Smart TechnoCart – a mobile digital laboratory donated to public schools to help develop literacy among kindergarten students – won the Social Contribution Award at the prestigious World Communication Awards (WCA) ceremony held last Nov. 29 in London.
Organized annually by London-based industry publication Total Telecom, the WCA recognizes outstanding performance by carriers, multimedia content providers, vendors, and other communication service providers all over the world.
In winning the WCA award, the Smart TechnoCart program beat shortlisted entries from Orange, Telin, and Turk Telkom. Judges commended the TechnoCart for “extending literacy in an engaging fashion.”
The TechnoCart, developed by Smart Communications, is a 2ft x 2ft cart containing 20 student tablets and a laptop, projector, and mobile WiFi for the teacher. The tablets are preloaded with the Batibot mobile application, the first educational app for kids in Filipino which is aligned with the kindergarten curriculum of the Department of Education.
Through the Batibot app, kids learn how to write letters correctly by tracing. The app also features children’s stories that highlight values; songs that kids can sing along to; and games teaching students how to spot the different object among a group of items, as well as how to match and sort objects consecutively.
Since it launched the program in June 2015, Smart has distributed TechnoCarts to 30 public schools from as far as Pangasinan in the North and Tawi-Tawi in the South. Seventeen of these units were donated by Smart, while the rest were sponsored by its employees, other individuals, and organizations wanting to help spread the benefits of digital learning to more public schools.
Because the TechnoCart can be easily wheeled from one classroom to the next, each unit can reach up to 20 kindergarten classes or 250 students per day.
“The Smart TechnoCart introduces public school kindergarten classes to the learning benefits offered by tablets and relevant digital content.
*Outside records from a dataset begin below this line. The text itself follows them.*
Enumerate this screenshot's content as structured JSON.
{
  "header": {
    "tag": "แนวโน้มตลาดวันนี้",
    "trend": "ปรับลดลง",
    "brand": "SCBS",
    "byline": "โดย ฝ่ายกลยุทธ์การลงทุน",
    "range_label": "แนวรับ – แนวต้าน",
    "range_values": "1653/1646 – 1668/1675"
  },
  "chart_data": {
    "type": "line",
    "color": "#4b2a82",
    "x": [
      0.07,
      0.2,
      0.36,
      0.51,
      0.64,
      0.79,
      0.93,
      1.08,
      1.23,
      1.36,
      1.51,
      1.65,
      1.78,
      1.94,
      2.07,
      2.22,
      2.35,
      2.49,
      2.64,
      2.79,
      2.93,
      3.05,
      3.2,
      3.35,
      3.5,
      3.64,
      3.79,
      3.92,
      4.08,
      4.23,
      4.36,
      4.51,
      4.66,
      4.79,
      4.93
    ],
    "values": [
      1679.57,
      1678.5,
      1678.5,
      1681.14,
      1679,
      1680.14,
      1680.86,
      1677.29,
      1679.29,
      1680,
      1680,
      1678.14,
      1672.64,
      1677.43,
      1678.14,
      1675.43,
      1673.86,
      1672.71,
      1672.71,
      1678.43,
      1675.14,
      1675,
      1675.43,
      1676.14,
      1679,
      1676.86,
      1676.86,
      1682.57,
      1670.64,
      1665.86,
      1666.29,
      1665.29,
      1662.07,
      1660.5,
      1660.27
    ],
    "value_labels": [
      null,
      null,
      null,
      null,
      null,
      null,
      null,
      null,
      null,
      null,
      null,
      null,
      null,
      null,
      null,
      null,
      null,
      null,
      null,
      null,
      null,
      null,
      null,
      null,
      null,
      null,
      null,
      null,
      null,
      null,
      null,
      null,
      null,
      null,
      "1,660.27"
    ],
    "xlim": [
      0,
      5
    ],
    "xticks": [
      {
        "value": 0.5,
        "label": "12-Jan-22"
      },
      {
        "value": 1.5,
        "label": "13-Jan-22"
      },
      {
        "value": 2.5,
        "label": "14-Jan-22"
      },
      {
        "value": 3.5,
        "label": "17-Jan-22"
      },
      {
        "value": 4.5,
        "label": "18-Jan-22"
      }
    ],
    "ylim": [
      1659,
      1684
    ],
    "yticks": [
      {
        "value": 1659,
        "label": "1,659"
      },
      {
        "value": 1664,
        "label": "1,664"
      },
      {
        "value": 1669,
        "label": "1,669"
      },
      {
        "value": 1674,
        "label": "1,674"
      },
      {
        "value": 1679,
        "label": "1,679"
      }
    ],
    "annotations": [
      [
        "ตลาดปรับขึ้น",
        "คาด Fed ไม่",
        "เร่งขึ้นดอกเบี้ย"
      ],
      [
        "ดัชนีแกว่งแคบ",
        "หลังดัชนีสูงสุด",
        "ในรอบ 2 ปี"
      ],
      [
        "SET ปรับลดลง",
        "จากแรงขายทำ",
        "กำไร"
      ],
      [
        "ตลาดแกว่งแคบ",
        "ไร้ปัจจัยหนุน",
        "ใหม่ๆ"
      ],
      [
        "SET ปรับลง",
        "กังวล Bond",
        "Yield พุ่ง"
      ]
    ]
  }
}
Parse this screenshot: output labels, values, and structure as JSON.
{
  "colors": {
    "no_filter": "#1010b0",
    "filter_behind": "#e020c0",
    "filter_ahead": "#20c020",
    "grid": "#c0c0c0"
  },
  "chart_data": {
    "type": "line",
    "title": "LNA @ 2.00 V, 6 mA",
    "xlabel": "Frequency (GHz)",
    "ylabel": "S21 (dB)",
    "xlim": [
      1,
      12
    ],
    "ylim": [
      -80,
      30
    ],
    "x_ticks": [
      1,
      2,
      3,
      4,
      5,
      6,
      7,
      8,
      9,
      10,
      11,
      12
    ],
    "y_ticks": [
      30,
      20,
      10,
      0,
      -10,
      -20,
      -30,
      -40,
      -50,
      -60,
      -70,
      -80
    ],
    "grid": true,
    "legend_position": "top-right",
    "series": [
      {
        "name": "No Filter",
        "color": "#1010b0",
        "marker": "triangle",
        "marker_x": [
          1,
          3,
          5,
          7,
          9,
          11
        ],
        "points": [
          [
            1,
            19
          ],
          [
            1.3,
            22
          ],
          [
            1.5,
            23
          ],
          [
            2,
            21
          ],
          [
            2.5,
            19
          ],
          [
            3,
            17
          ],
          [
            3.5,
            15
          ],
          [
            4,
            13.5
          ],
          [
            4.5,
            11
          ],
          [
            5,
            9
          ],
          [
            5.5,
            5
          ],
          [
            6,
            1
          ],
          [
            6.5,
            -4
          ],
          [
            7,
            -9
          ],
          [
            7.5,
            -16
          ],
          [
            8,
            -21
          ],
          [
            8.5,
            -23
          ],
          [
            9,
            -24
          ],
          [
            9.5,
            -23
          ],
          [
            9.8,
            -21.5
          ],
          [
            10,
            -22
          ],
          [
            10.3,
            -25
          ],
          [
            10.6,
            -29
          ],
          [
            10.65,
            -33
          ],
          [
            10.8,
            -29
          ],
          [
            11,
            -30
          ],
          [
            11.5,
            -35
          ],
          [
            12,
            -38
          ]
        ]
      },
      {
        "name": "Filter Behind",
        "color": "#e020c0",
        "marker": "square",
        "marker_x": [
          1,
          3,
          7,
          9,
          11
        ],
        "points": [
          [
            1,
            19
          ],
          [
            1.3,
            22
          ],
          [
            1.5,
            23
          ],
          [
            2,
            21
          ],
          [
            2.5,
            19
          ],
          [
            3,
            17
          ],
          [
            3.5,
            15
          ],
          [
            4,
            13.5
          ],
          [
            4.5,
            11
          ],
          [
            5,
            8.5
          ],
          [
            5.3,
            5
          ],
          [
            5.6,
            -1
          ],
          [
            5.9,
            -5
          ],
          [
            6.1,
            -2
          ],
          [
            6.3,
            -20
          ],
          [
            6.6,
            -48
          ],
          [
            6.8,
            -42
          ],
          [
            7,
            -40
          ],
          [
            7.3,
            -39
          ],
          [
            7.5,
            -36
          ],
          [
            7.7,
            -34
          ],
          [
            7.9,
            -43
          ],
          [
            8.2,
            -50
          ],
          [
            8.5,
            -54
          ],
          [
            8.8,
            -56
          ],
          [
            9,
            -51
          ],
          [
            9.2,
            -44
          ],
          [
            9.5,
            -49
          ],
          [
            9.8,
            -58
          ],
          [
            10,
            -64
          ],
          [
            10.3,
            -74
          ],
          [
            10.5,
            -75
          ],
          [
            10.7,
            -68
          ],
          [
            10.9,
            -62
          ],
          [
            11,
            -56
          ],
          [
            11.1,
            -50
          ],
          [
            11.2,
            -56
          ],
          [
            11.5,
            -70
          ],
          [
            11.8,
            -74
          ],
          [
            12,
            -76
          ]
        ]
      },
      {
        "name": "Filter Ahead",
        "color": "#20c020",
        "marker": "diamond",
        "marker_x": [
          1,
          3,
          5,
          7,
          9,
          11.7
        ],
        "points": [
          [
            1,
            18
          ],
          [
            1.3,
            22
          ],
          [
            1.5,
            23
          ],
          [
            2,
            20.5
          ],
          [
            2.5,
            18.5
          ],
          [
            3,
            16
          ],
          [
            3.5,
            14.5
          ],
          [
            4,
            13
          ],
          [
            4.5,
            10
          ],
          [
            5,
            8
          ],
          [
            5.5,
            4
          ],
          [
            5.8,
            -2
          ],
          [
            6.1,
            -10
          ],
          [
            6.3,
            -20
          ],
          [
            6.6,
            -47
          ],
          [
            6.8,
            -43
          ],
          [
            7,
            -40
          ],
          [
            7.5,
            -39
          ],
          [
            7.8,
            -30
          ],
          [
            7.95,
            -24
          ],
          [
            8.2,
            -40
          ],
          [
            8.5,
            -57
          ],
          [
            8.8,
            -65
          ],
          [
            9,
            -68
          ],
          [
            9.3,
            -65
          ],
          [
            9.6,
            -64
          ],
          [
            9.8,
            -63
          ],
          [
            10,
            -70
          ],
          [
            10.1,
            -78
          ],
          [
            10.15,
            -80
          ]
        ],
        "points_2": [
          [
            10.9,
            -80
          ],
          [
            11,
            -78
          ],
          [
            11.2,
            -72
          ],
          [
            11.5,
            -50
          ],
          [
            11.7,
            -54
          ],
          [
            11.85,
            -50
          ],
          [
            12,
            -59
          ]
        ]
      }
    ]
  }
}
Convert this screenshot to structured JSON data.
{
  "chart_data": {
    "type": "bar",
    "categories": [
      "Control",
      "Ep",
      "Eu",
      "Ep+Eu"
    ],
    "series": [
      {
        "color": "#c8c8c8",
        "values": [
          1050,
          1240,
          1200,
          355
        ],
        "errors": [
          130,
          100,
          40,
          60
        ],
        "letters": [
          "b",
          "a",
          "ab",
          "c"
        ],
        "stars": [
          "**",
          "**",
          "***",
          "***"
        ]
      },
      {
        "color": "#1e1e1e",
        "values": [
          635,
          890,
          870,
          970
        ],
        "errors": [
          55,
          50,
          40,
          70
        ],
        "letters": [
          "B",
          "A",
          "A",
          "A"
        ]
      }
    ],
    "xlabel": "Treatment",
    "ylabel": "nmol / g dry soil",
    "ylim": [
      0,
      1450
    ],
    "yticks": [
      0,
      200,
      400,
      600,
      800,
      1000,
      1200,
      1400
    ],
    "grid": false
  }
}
It is part of the Smart Communities program – the company’s suite of initiatives to use technology for the development of various sectors of society,” said Smart public affairs senior manager Stephanie Orlino.
“Since we launched the TechnoCart program last year, we have received a lot of positive feedback from teachers. They say their students’ skills have significantly improved, and that they have become more eager to learn,” she added.
“During our first grading lecture, my children were not really interested in reading letters and they didn’t even participate in our daily activities. Only a few of them could identify the letters or the numbers. But when the TechnoCart arrived they improved a lot. They really enjoy tracing letters using the Batibot app, and I am surprised they can now easily identify the letters,” said kindergarten teacher Hja. Shaiha A. Irahani of Datu Halun Laboratory School in Tawi-Tawi.